Kan deze passage worden toegelicht? De voorgestelde langere vrijheidsontneming via de maatregel van plaatsing in een inrichting voor stelselmatige daders is – zo onderstrepen de leden van de PvdA fractie – alleen bestemd voor meerderjarige daders. Hoe groot is de groep minderjarige stelselmatige daders in het bijzonder in de leeftijdsgroep van 16 tot 18 jaar? Wat zijn de bestaande (wettelijke) mogelijkheden om deze minderjarige stelselmatige daders via training en vergelijkbare programma's weer op het rechte pad te krijgen? Hoeveel plaatsen zijn er beschikbaar en hoe zit het met de gemiddelde bezetting ervan? Hoe effectief en sluitend zijn die programma's?

Wat gebeurt er bijvoorbeeld als een minderjarige van zeventien die met een civiele maatregel (met een ondertoezichtstelling) aan een programma in Den Engh of Glenn Mills meedoet en dat programma afbreekt door «gewoon» te vertrekken op de dag dat hij achttien wordt?

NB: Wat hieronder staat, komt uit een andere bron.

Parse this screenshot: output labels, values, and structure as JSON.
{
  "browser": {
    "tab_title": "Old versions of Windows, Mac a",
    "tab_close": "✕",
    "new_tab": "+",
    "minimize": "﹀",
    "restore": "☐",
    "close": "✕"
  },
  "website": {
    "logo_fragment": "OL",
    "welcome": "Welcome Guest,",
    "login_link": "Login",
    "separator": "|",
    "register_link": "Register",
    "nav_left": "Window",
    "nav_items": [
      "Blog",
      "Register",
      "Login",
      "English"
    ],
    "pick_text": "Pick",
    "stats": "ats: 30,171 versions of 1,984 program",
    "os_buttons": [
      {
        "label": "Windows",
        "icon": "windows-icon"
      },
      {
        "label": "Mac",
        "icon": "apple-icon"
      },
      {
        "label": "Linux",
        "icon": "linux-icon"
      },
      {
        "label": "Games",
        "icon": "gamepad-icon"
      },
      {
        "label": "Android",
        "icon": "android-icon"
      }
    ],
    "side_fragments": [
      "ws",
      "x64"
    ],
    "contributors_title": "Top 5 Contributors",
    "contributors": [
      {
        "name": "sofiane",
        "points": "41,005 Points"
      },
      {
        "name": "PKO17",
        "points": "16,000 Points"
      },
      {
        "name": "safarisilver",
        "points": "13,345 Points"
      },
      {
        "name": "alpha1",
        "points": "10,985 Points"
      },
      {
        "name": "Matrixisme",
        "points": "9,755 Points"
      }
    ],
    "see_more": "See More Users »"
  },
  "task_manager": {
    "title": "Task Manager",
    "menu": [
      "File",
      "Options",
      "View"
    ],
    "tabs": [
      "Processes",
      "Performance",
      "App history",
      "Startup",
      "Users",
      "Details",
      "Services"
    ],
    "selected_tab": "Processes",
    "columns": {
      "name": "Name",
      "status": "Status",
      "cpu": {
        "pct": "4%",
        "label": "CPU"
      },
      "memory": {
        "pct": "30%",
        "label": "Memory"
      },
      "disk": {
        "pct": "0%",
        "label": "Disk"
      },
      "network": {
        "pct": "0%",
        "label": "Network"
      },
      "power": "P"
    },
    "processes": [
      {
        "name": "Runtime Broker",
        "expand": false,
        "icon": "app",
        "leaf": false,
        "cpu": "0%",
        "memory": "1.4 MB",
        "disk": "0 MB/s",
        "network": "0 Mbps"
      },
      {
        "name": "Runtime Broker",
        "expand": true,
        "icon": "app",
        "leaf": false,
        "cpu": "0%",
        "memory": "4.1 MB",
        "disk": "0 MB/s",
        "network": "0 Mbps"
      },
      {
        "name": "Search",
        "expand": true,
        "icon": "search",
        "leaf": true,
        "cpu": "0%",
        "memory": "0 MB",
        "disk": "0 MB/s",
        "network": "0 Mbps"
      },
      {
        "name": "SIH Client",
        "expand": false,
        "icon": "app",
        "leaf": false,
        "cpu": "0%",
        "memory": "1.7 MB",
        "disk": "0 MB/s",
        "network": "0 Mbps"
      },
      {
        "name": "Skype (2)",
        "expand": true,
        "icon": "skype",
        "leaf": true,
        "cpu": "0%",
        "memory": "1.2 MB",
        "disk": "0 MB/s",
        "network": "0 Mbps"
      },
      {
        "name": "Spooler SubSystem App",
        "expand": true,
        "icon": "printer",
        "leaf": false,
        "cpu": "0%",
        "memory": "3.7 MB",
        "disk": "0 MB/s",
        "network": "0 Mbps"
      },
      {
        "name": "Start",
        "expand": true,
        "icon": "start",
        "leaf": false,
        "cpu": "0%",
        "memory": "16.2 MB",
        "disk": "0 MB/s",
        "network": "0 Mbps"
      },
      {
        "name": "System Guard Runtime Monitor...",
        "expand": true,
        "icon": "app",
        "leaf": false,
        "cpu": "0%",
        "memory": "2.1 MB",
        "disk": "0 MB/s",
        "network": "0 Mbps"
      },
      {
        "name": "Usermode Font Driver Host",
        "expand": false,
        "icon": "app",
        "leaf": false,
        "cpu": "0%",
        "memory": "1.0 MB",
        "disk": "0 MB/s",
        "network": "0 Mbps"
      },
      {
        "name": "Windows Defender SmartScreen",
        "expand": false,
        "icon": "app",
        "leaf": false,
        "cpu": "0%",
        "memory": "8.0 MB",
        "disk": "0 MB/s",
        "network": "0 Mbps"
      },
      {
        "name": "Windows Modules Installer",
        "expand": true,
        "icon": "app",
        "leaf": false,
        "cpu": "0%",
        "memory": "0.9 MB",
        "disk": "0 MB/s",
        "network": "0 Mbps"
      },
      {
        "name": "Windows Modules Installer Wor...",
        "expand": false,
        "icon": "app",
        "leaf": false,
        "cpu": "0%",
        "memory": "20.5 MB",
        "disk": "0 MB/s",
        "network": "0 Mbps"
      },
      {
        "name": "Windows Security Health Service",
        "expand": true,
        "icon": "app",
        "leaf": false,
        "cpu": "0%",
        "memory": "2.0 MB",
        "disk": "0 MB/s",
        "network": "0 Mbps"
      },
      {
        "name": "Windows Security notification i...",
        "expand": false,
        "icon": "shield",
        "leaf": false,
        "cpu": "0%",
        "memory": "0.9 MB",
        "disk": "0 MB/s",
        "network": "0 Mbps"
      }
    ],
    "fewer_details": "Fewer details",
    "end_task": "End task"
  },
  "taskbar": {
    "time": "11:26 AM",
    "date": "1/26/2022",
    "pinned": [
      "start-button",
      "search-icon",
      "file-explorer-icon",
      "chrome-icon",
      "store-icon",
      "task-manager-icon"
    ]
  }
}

Hoe is dat gat te dichten? En wanneer worden daartoe voorstellen gedaan?

Deze leden wijzen er op dat plaatsing in een inrichting voor jeugdigen via een straf is onderworpen aan een zware procedure waarbij in elk geval twee gedragsdeskundigen moeten worden ingeschakeld en zij zouden wel willen overwegen ook een lichtere vorm van plaatsing te ontwikkelen, een soort «heropvoedingmaatregel». Met een dergelijk additionele mogelijkheid kan strafrechtelijk meer en tijdiger wat worden gedaan met veelplegende minderjarigen van wie al wel zeer sterk geïndiceerd is dat ze baat kunnen hebben bij heropvoeding. De leden van de PvdA-fractie zijn benieuwd naar de reactie van de regering op deze suggestie.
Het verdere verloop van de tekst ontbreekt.